Written by Anthony Ramos
With fond memories of my culinary alma matter, I stole away a Friday afternoon to have a cozy lunch at L’Ecole – the restaurant at The French Culinary Institute in SoHo. It was wonderful to be back in the neighborhood, but strange not to head straight to the kitchen, instead being led to a table for two. The restaurant was buzzing with activity as I imagined the kitchen was too. It is astonishing to think about the shear number of people that must interact and work together to just please one guest. From expediters to senior chefs to culinary students at different stations, from waiters to hosts to dishwashers and bussers. A tightly manufactured piece of machinery where the weakest cog can easily bring down the house. All of this crossed my mind even before the bread came to the table.
After ordering cocktails, Marc and I took a serious look at the menu. The seasonal lunch fare, prepared by FCI students, features three courses.
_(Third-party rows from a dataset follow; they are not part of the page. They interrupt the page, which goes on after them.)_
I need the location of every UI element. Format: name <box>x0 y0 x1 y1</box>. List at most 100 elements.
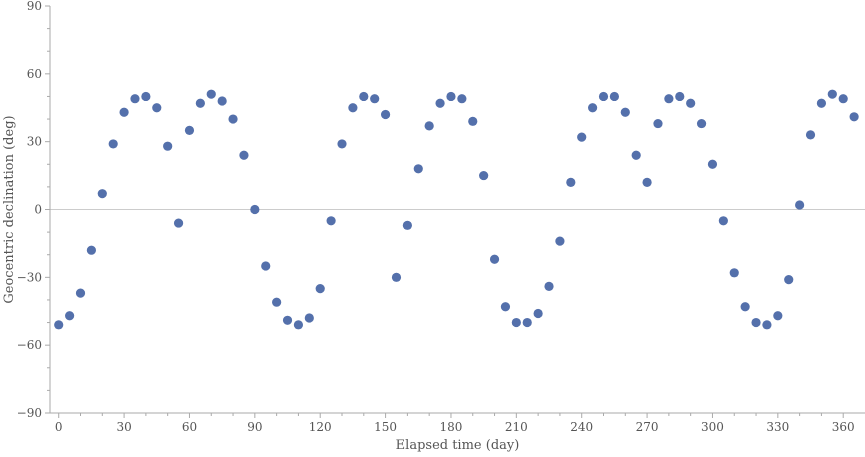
y-tick-label: 0 <box>34 203 42 217</box>
x-tick-label: 150 <box>374 420 397 434</box>
data-point <box>293 320 304 330</box>
data-point <box>250 204 260 215</box>
y-tick-label: 30 <box>27 135 42 149</box>
x-tick-label: 270 <box>636 420 659 434</box>
data-point <box>370 94 380 104</box>
data-point <box>108 139 118 149</box>
x-tick-label: 360 <box>832 420 855 434</box>
data-point <box>751 317 761 328</box>
data-point <box>696 118 707 129</box>
data-point <box>141 91 151 102</box>
data-point <box>402 220 412 230</box>
data-point <box>54 320 64 330</box>
data-point <box>424 121 434 131</box>
x-tick-label: 240 <box>570 420 593 434</box>
data-point <box>261 261 271 271</box>
data-point <box>598 91 609 102</box>
data-point <box>282 315 293 325</box>
data-point <box>555 236 565 246</box>
data-point <box>805 130 816 140</box>
x-tick-label: 90 <box>247 420 262 434</box>
data-point <box>686 98 696 108</box>
data-point <box>773 311 783 321</box>
data-points <box>54 89 859 330</box>
data-point <box>65 311 75 321</box>
data-point <box>217 96 227 106</box>
data-point <box>380 109 391 120</box>
data-point <box>729 268 739 278</box>
data-point <box>718 216 728 226</box>
data-point <box>359 91 369 102</box>
data-point <box>446 91 456 102</box>
data-point <box>75 288 86 298</box>
data-point <box>577 132 587 142</box>
data-point <box>228 114 238 124</box>
data-point <box>86 245 97 255</box>
data-point <box>315 284 325 294</box>
data-point <box>97 189 107 199</box>
data-point <box>566 177 576 187</box>
data-point <box>184 125 195 135</box>
data-point <box>522 317 532 328</box>
data-point <box>533 308 543 319</box>
data-point <box>707 159 718 169</box>
y-axis-label: Geocentric declination (deg) <box>2 115 17 303</box>
x-tick-label: 0 <box>55 420 63 434</box>
data-point <box>173 218 184 228</box>
data-point <box>511 317 521 328</box>
data-point <box>337 139 347 149</box>
data-point <box>500 302 511 312</box>
data-point <box>653 118 663 129</box>
data-point <box>664 94 674 104</box>
axes: 0 30 60 90 120 150 180 210 240 270 300 330 360−90−60… <box>17 0 865 434</box>
y-tick-label: −60 <box>17 338 42 352</box>
data-point <box>489 254 500 264</box>
x-axis-label: Elapsed time (day) <box>396 438 520 453</box>
data-point <box>479 170 489 181</box>
data-point <box>130 94 140 104</box>
data-point <box>391 272 402 282</box>
data-point <box>588 103 598 113</box>
data-point <box>838 94 848 104</box>
data-point <box>740 302 750 312</box>
y-tick-label: 90 <box>27 0 42 13</box>
data-point <box>642 177 652 187</box>
data-point <box>827 89 837 99</box>
data-point <box>239 150 249 160</box>
data-point <box>272 297 282 307</box>
x-tick-label: 60 <box>182 420 197 434</box>
y-tick-label: 60 <box>27 67 42 81</box>
data-point <box>435 98 445 108</box>
data-point <box>326 216 336 226</box>
data-point <box>348 103 358 113</box>
x-tick-label: 330 <box>766 420 789 434</box>
x-tick-label: 210 <box>505 420 528 434</box>
data-point <box>620 107 630 117</box>
data-point <box>795 200 805 210</box>
data-point <box>152 103 162 113</box>
data-point <box>206 89 216 99</box>
x-tick-label: 300 <box>701 420 724 434</box>
data-point <box>304 313 314 323</box>
data-point <box>631 150 641 160</box>
data-point <box>195 98 205 108</box>
data-point <box>816 98 827 108</box>
data-point <box>457 94 467 104</box>
x-tick-label: 30 <box>116 420 131 434</box>
y-tick-label: −90 <box>17 406 42 420</box>
x-tick-label: 120 <box>309 420 332 434</box>
data-point <box>609 91 619 102</box>
data-point <box>784 274 794 285</box>
data-point <box>544 281 554 291</box>
data-point <box>675 91 685 102</box>
data-point <box>849 112 859 122</box>
data-point <box>413 164 423 174</box>
y-tick-label: −30 <box>17 270 42 284</box>
x-tick-label: 180 <box>440 420 463 434</box>
data-point <box>163 141 173 151</box>
data-point <box>762 320 772 330</box>
data-point <box>468 116 478 126</box>
data-point <box>119 107 129 117</box>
After some wheeling and dealing (“if you order the tartare I will get the cavatelli, and then we can try both”) we decided to start off with the Arctic char tartare with walnuts, Stilton blue and Yorkshire pudding, and the Cavatelli with rock shrimp, fava beans and ricotta salata. The char tartare (say that fast three times) was silky and tasted like the sea but we both agreed the Stilton could have had a stronger presence. As for the cavatelli (the pasta nemesis from my own FCI final), it was well balanced and had a good array of flavors, perfect for a summer lunch.
We were then eager to move on to our main courses: Seared duck breast and braised leg with fingerling potatoes and sour cherry sauce for Marc, and a pan-roasted lamb loin with goat cheese polenta, asparagus, figs and lamb jus for me. I reminisced about the duck and lamb before it even approached the table – thinking about my own experience preparing similar dishes for L’Ecole as a student not so long ago. When our entrées arrived my lamb had a gorgeous pool of lamb jus. I was immediately reminded of the wondrous and deeply flavored sauces I learned to make as a student.
To say my lunch was satisfying and nostalgic would be an understatement. Let’s just say it brought me back to a joyful time in my life, confident in where I had come from as a chef.